Juan Ignacio Rodríguez

Personal information
- Full name: Juan Ignacio Rodríguez Liebana
- Born: 19 April 1992 (age 34) Las Rozas de Madrid, Spain
- Height: 1.85 m (6 ft 1 in)
- Weight: 83 kg (183 lb)

Sport
- Country: Spain
- Sport: Archery
- Event: Recurve
- Club: Rozas Archery
- Coached by: Cho Hyung-mok

Medal record
Men's archery
Representing Spain
European Games
| Silver medal – second place | 2015 Baku | Team |

= Juan Ignacio Rodríguez =

Spanish archer (born 1992)

Juan Ignacio Rodríguez Liebana (born 19 June 1992) is a Spanish competitive archer. He won a silver medal as a member of the nation's archery squad at the 2013 Mediterranean Games and at the 2015 European Games. Since his sporting debut as a 19-year-old, Fernandez currently trains under the tutelage of his Korean-born coach Cho Hyung-mok for the Spanish team, while shooting at a local archery range in his native Las Rozas de Madrid.

Rodríguez rose to prominence in the international archery scene, when he and his compatriots Antonio Fernández and eventual individual champion Miguel Alvariño obtained a silver medal in the men's team recurve final against Ukraine at the 2015 European Games in Baku, Azerbaijan. He promptly followed the team archery results by helping the Spaniards secure a full quota spot for Rio 2016 at the World Championships few months later in Copenhagen, Denmark, booking his country's maiden appearance in an Olympic archery competition since 1992.

At the 2016 Summer Olympics, Rodríguez was selected to compete for Spain in both individual and team recurve tournaments.

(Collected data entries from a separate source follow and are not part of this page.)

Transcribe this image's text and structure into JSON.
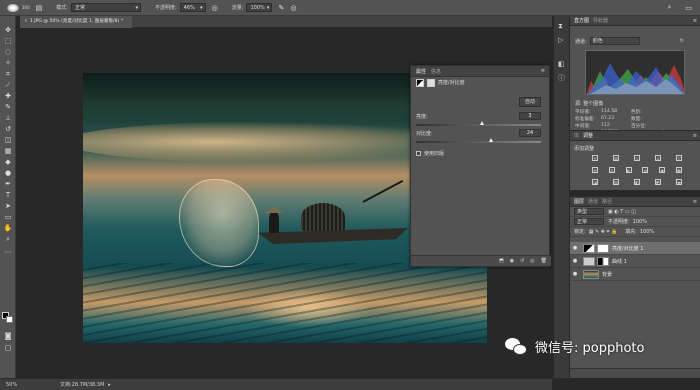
{
  "options_bar": {
    "brush_size": "300",
    "mode_label": "模式:",
    "mode_value": "正常",
    "opacity_label": "不透明度:",
    "opacity_value": "46%",
    "flow_label": "流量:",
    "flow_value": "100%"
  },
  "document_tab": {
    "title": "1.JPG @ 50% (亮度/对比度 1, 图层蒙版/8) *"
  },
  "properties_panel": {
    "tab_active": "属性",
    "tab_other": "信息",
    "adjustment_name": "亮度/对比度",
    "auto_button": "自动",
    "brightness_label": "亮度:",
    "brightness_value": "3",
    "brightness_level": 0.51,
    "contrast_label": "对比度:",
    "contrast_value": "24",
    "contrast_level": 0.58,
    "legacy_label": "使用旧版"
  },
  "histogram_panel": {
    "tab_active": "直方图",
    "tab_other": "导航器",
    "channel_label": "通道:",
    "channel_value": "颜色",
    "source_label": "源:",
    "source_value": "整个图像",
    "stats": [
      {
        "label": "平均值:",
        "value": "114.58",
        "label2": "色阶:",
        "value2": ""
      },
      {
        "label": "标准偏差:",
        "value": "67.23",
        "label2": "数量:",
        "value2": ""
      },
      {
        "label": "中间值:",
        "value": "112",
        "label2": "百分位:",
        "value2": ""
      },
      {
        "label": "像素:",
        "value": "156816",
        "label2": "高速缓存级别:",
        "value2": "4"
      }
    ]
  },
  "adjustments_panel": {
    "tab_other": "库",
    "tab_active": "调整",
    "add_label": "添加调整"
  },
  "layers_panel": {
    "tab_active": "图层",
    "tab_channels": "通道",
    "tab_paths": "路径",
    "kind_value": "类型",
    "blend_value": "正常",
    "opacity_label": "不透明度:",
    "opacity_value": "100%",
    "lock_label": "锁定:",
    "fill_label": "填充:",
    "fill_value": "100%",
    "layers": [
      {
        "name": "亮度/对比度 1"
      },
      {
        "name": "曲线 1"
      },
      {
        "name": "背景"
      }
    ]
  },
  "status_bar": {
    "zoom": "50%",
    "doc_info": "文档:28.7M/38.3M"
  },
  "watermark": {
    "text": "微信号: popphoto"
  },
  "colors": {
    "panel": "#535353",
    "canvas": "#282828",
    "selected_layer": "#6f6f6f"
  }
}
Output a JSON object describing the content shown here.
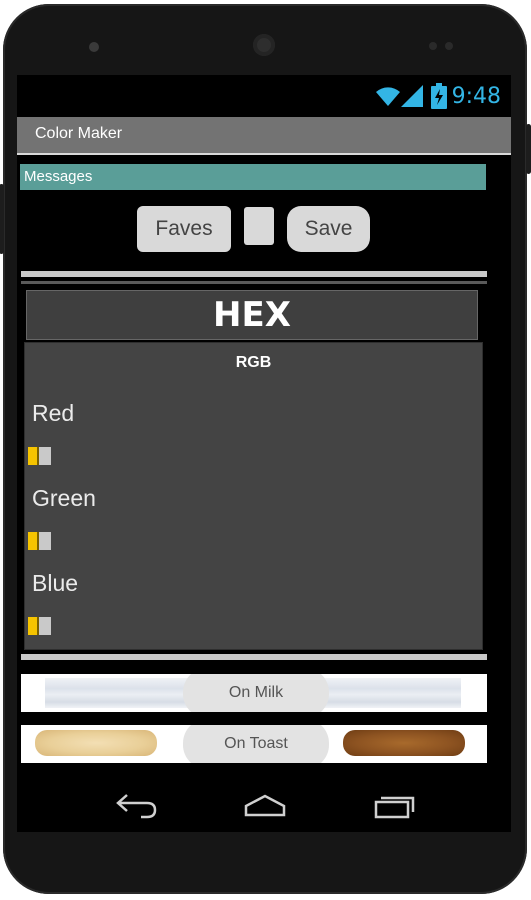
{
  "status_bar": {
    "time": "9:48"
  },
  "app": {
    "title": "Color Maker"
  },
  "messages_label": "Messages",
  "buttons": {
    "faves": "Faves",
    "save": "Save"
  },
  "hex_label": "HEX",
  "rgb_label": "RGB",
  "sliders": [
    {
      "label": "Red",
      "value": 0
    },
    {
      "label": "Green",
      "value": 0
    },
    {
      "label": "Blue",
      "value": 0
    }
  ],
  "previews": {
    "milk": "On Milk",
    "toast": "On Toast"
  },
  "colors": {
    "accent": "#33b5e5",
    "messages_bar": "#5a9e98",
    "slider_thumb": "#f6c400",
    "panel": "#444444"
  }
}
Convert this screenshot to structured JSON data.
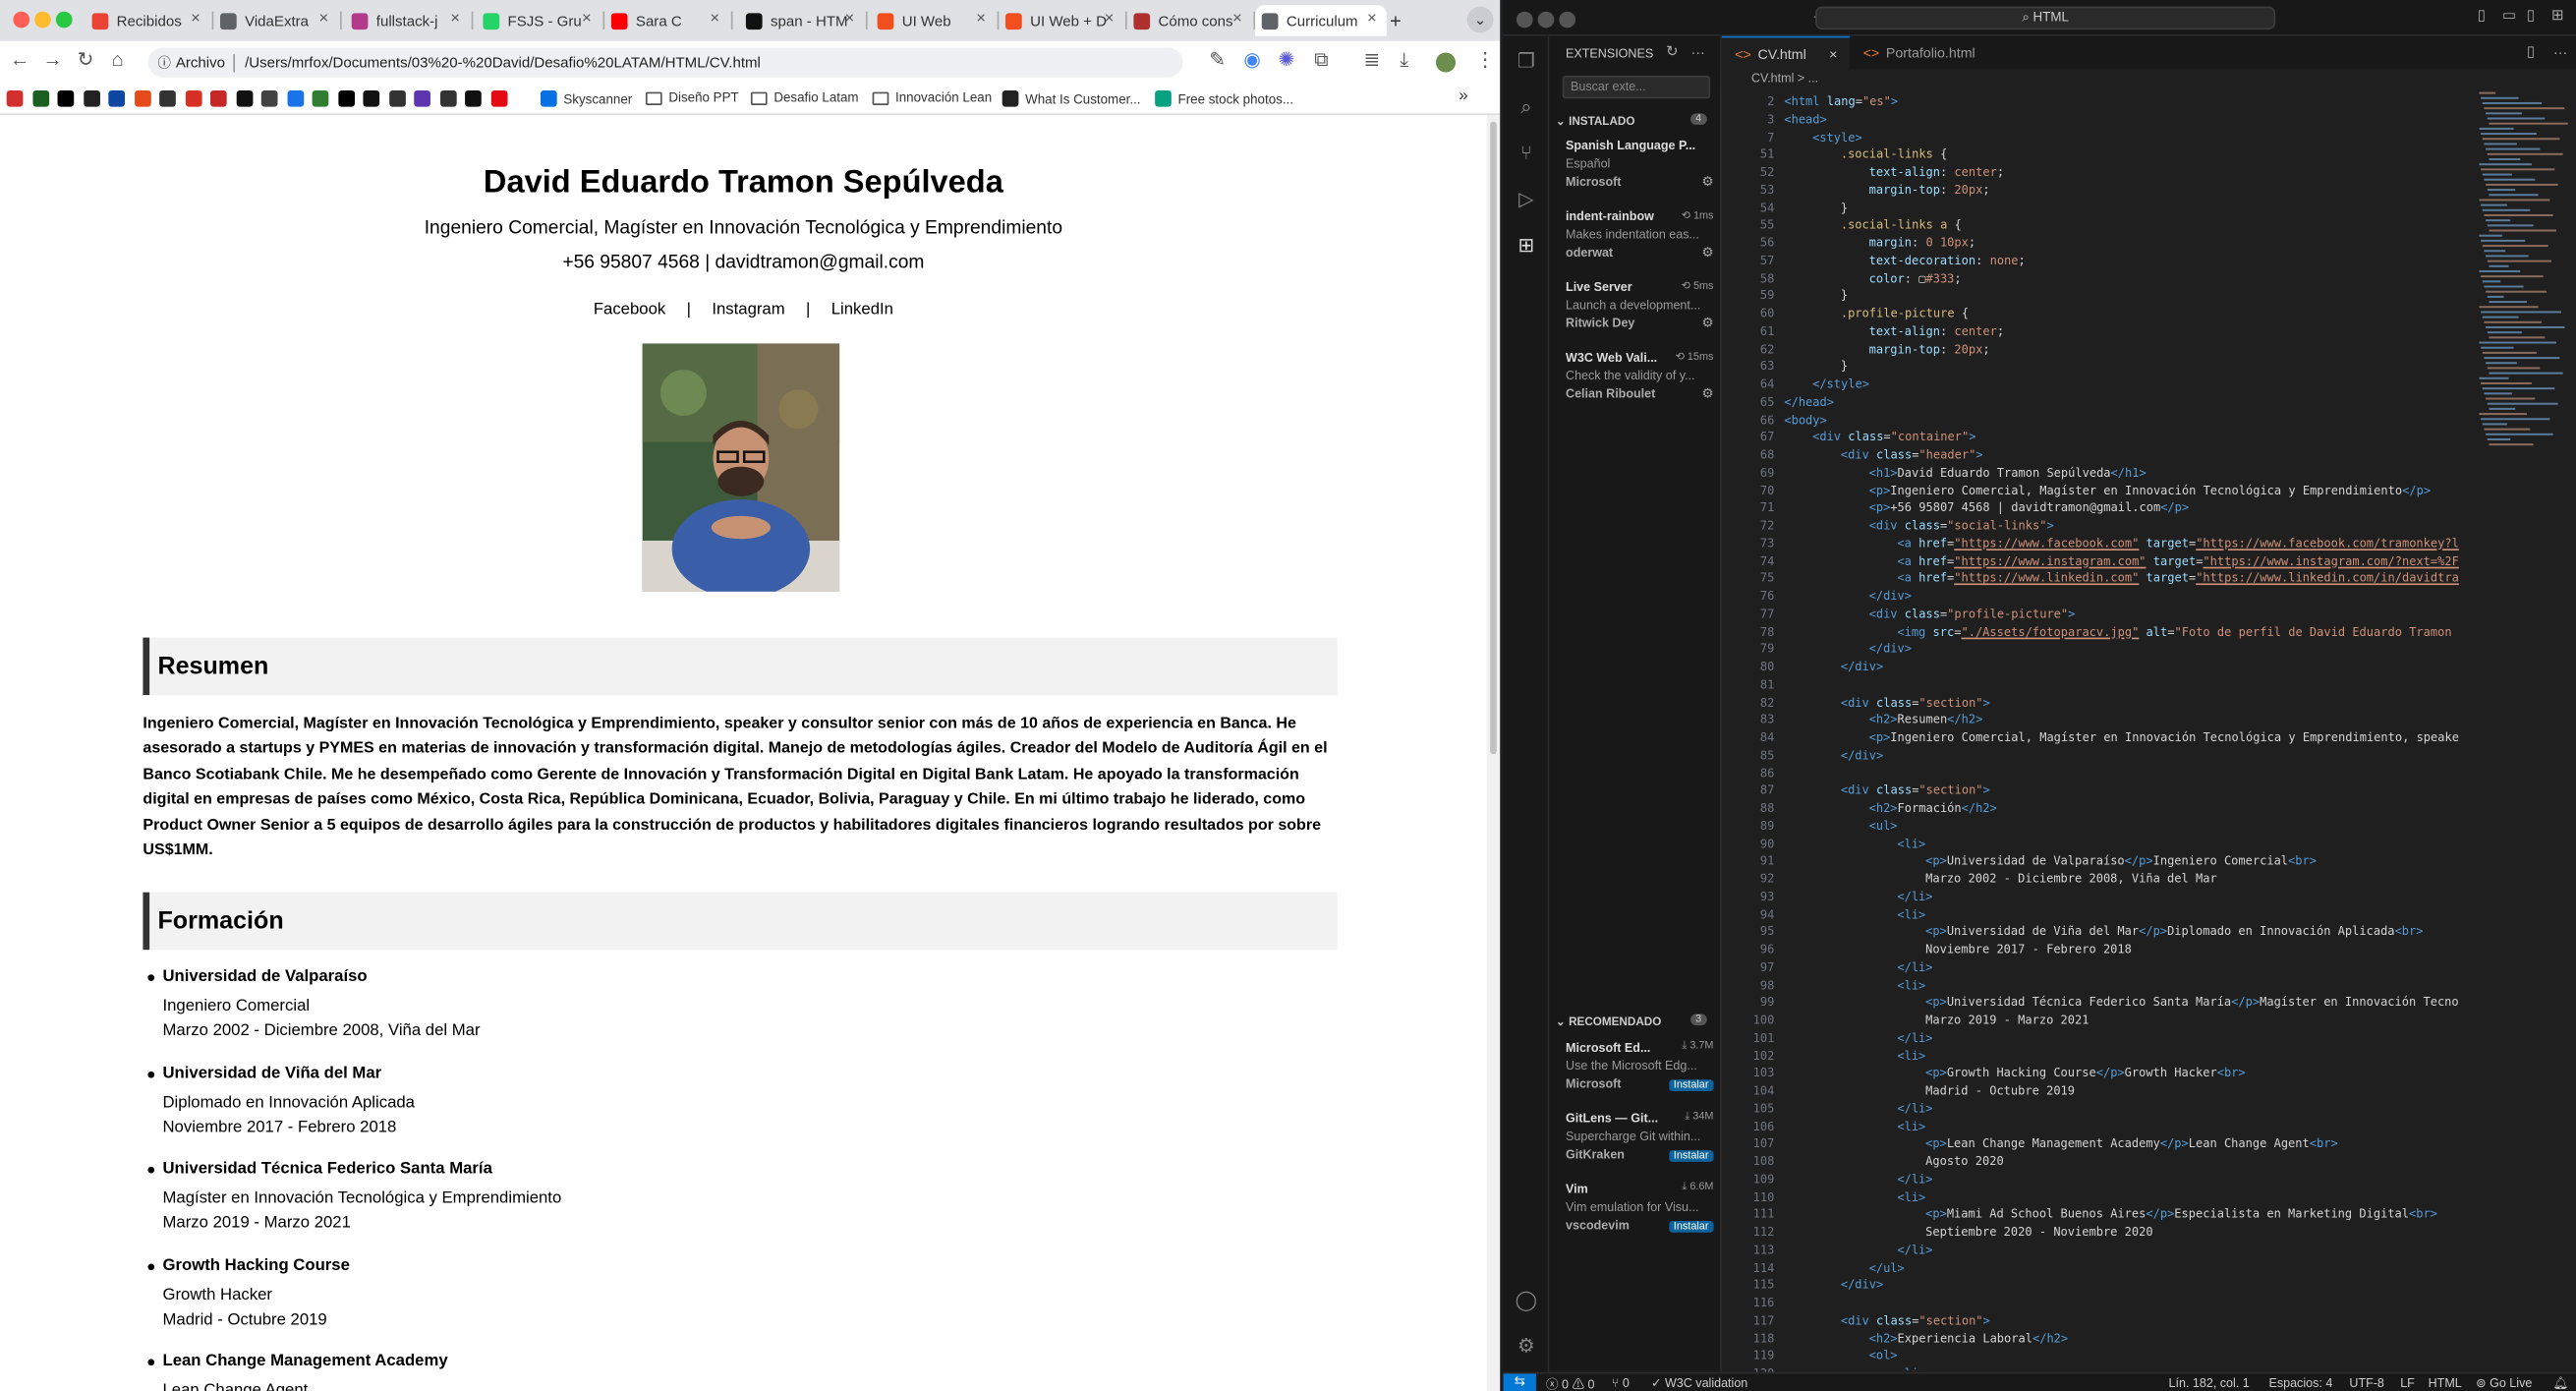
{
  "browser": {
    "tabs": [
      {
        "label": "Recibidos",
        "icon": "gmail-icon",
        "color": "#ea4335"
      },
      {
        "label": "VidaExtra",
        "icon": "vidaextra-icon",
        "color": "#5f6368"
      },
      {
        "label": "fullstack-j",
        "icon": "github-icon",
        "color": "#b4398b"
      },
      {
        "label": "FSJS - Gru",
        "icon": "whatsapp-icon",
        "color": "#25d366"
      },
      {
        "label": "Sara C",
        "icon": "youtube-icon",
        "color": "#ff0000"
      },
      {
        "label": "span - HTM",
        "icon": "mdn-icon",
        "color": "#111111"
      },
      {
        "label": "UI Web",
        "icon": "figma-icon",
        "color": "#f24e1e"
      },
      {
        "label": "UI Web + D",
        "icon": "figma-icon",
        "color": "#f24e1e"
      },
      {
        "label": "Cómo cons",
        "icon": "page-icon",
        "color": "#b03030"
      },
      {
        "label": "Curriculum",
        "icon": "globe-icon",
        "color": "#5f6368"
      }
    ],
    "new_tab": "+",
    "url_chip": "Archivo",
    "url": "/Users/mrfox/Documents/03%20-%20David/Desafio%20LATAM/HTML/CV.html",
    "bookmarks": [
      {
        "label": "Skyscanner"
      },
      {
        "label": "Diseño PPT"
      },
      {
        "label": "Desafio Latam"
      },
      {
        "label": "Innovación Lean"
      },
      {
        "label": "What Is Customer..."
      },
      {
        "label": "Free stock photos..."
      }
    ],
    "more_bookmarks": "»"
  },
  "cv": {
    "name": "David Eduardo Tramon Sepúlveda",
    "title": "Ingeniero Comercial, Magíster en Innovación Tecnológica y Emprendimiento",
    "contact": "+56 95807 4568 | davidtramon@gmail.com",
    "social": [
      "Facebook",
      "Instagram",
      "LinkedIn"
    ],
    "sep": "|",
    "photo_alt": "Foto de perfil de David Eduardo Tramon",
    "resumen_title": "Resumen",
    "resumen_lines": [
      "Ingeniero Comercial, Magíster en Innovación Tecnológica y Emprendimiento, speaker y consultor senior con más de 10 años de experiencia en Banca. He",
      "asesorado a startups y PYMES en materias de innovación y transformación digital. Manejo de metodologías ágiles. Creador del Modelo de Auditoría Ágil en el",
      "Banco Scotiabank Chile. Me he desempeñado como Gerente de Innovación y Transformación Digital en Digital Bank Latam. He apoyado la transformación",
      "digital en empresas de países como México, Costa Rica, República Dominicana, Ecuador, Bolivia, Paraguay y Chile. En mi último trabajo he liderado, como",
      "Product Owner Senior a 5 equipos de desarrollo ágiles para la construcción de productos y habilitadores digitales financieros logrando resultados por sobre",
      "US$1MM."
    ],
    "formacion_title": "Formación",
    "formacion": [
      {
        "school": "Universidad de Valparaíso",
        "degree": "Ingeniero Comercial",
        "dates": "Marzo 2002 - Diciembre 2008, Viña del Mar"
      },
      {
        "school": "Universidad de Viña del Mar",
        "degree": "Diplomado en Innovación Aplicada",
        "dates": "Noviembre 2017 - Febrero 2018"
      },
      {
        "school": "Universidad Técnica Federico Santa María",
        "degree": "Magíster en Innovación Tecnológica y Emprendimiento",
        "dates": "Marzo 2019 - Marzo 2021"
      },
      {
        "school": "Growth Hacking Course",
        "degree": "Growth Hacker",
        "dates": "Madrid - Octubre 2019"
      },
      {
        "school": "Lean Change Management Academy",
        "degree": "Lean Change Agent",
        "dates": ""
      }
    ]
  },
  "vscode": {
    "command_center": "HTML",
    "extensions_title": "EXTENSIONES",
    "search_placeholder": "Buscar exte...",
    "installed_label": "INSTALADO",
    "installed_count": "4",
    "installed": [
      {
        "name": "Spanish Language P...",
        "desc": "Español",
        "publisher": "Microsoft",
        "time": ""
      },
      {
        "name": "indent-rainbow",
        "desc": "Makes indentation eas...",
        "publisher": "oderwat",
        "time": "1ms"
      },
      {
        "name": "Live Server",
        "desc": "Launch a development...",
        "publisher": "Ritwick Dey",
        "time": "5ms"
      },
      {
        "name": "W3C Web Vali...",
        "desc": "Check the validity of y...",
        "publisher": "Celian Riboulet",
        "time": "15ms"
      }
    ],
    "recommended_label": "RECOMENDADO",
    "recommended_count": "3",
    "recommended": [
      {
        "name": "Microsoft Ed...",
        "desc": "Use the Microsoft Edg...",
        "publisher": "Microsoft",
        "downloads": "3.7M",
        "action": "Instalar"
      },
      {
        "name": "GitLens — Git...",
        "desc": "Supercharge Git within...",
        "publisher": "GitKraken",
        "downloads": "34M",
        "action": "Instalar"
      },
      {
        "name": "Vim",
        "desc": "Vim emulation for Visu...",
        "publisher": "vscodevim",
        "downloads": "6.6M",
        "action": "Instalar"
      }
    ],
    "editor_tabs": [
      "CV.html",
      "Portafolio.html"
    ],
    "breadcrumb": "CV.html > ...",
    "status": {
      "errors": "0",
      "warnings": "0",
      "ports": "0",
      "validation": "W3C validation",
      "position": "Lín. 182, col. 1",
      "spaces": "Espacios: 4",
      "encoding": "UTF-8",
      "eol": "LF",
      "language": "HTML",
      "golive": "Go Live"
    }
  }
}
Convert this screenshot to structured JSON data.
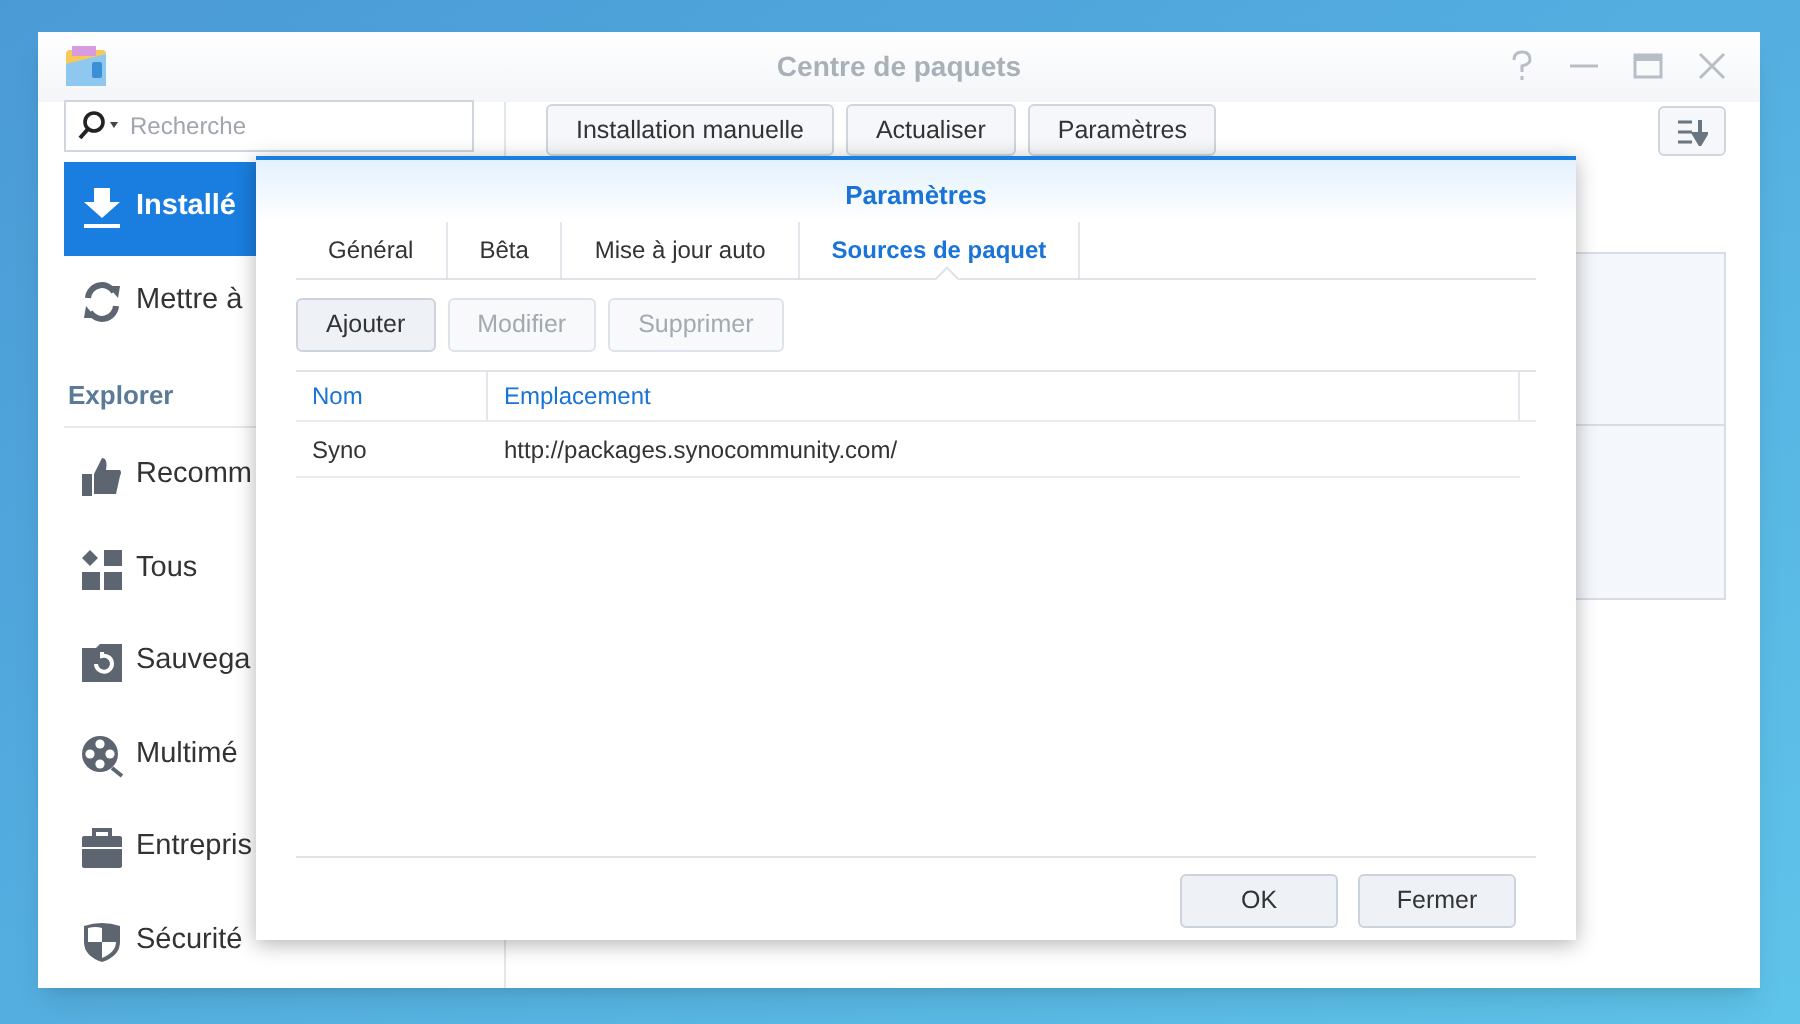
{
  "window": {
    "title": "Centre de paquets"
  },
  "sidebar": {
    "search": {
      "placeholder": "Recherche"
    },
    "sections": [
      {
        "items": [
          {
            "label": "Installé",
            "selected": true
          },
          {
            "label": "Mettre à",
            "selected": false
          }
        ]
      },
      {
        "heading": "Explorer",
        "items": [
          {
            "label": "Recomm",
            "selected": false
          },
          {
            "label": "Tous",
            "selected": false
          },
          {
            "label": "Sauvega",
            "selected": false
          },
          {
            "label": "Multimé",
            "selected": false
          },
          {
            "label": "Entrepris",
            "selected": false
          },
          {
            "label": "Sécurité",
            "selected": false
          }
        ]
      }
    ]
  },
  "toolbar": {
    "buttons": [
      "Installation manuelle",
      "Actualiser",
      "Paramètres"
    ]
  },
  "dialog": {
    "title": "Paramètres",
    "tabs": [
      {
        "label": "Général",
        "selected": false
      },
      {
        "label": "Bêta",
        "selected": false
      },
      {
        "label": "Mise à jour auto",
        "selected": false
      },
      {
        "label": "Sources de paquet",
        "selected": true
      }
    ],
    "actions": [
      {
        "label": "Ajouter",
        "disabled": false
      },
      {
        "label": "Modifier",
        "disabled": true
      },
      {
        "label": "Supprimer",
        "disabled": true
      }
    ],
    "table": {
      "columns": [
        "Nom",
        "Emplacement"
      ],
      "rows": [
        [
          "Syno",
          "http://packages.synocommunity.com/"
        ]
      ]
    },
    "buttons": [
      "OK",
      "Fermer"
    ]
  }
}
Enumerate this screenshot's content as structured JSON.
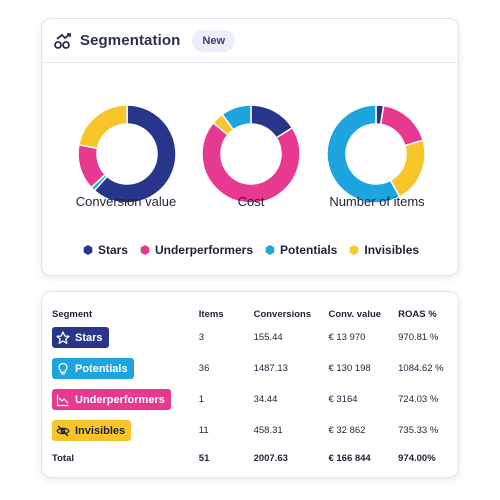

First, he led the Spanish trio by compiling a total of 1,986 points to finish eighth in the ranking round, along with his individual score of 678 as the tenth seed heading to the knockout stage. In the men's team recurve, Rodríguez and his compatriots Fernández and Alvariño bowed out to the Dutchmen in the opening round of the tournament, conceding a slick 1–5 defeat. Few days later, in the men's individual recurve, Rodríguez avenged his team's early exit by easily dispatching Malaysia's Muhammad Akmal Nor Hasrin and Belgium's Robin Ramaekers through the opening rounds, before he was disposed with a 3–7 score by Japanese archer and London 2012 silver medalist Takaharu Furukawa in his succeeding match.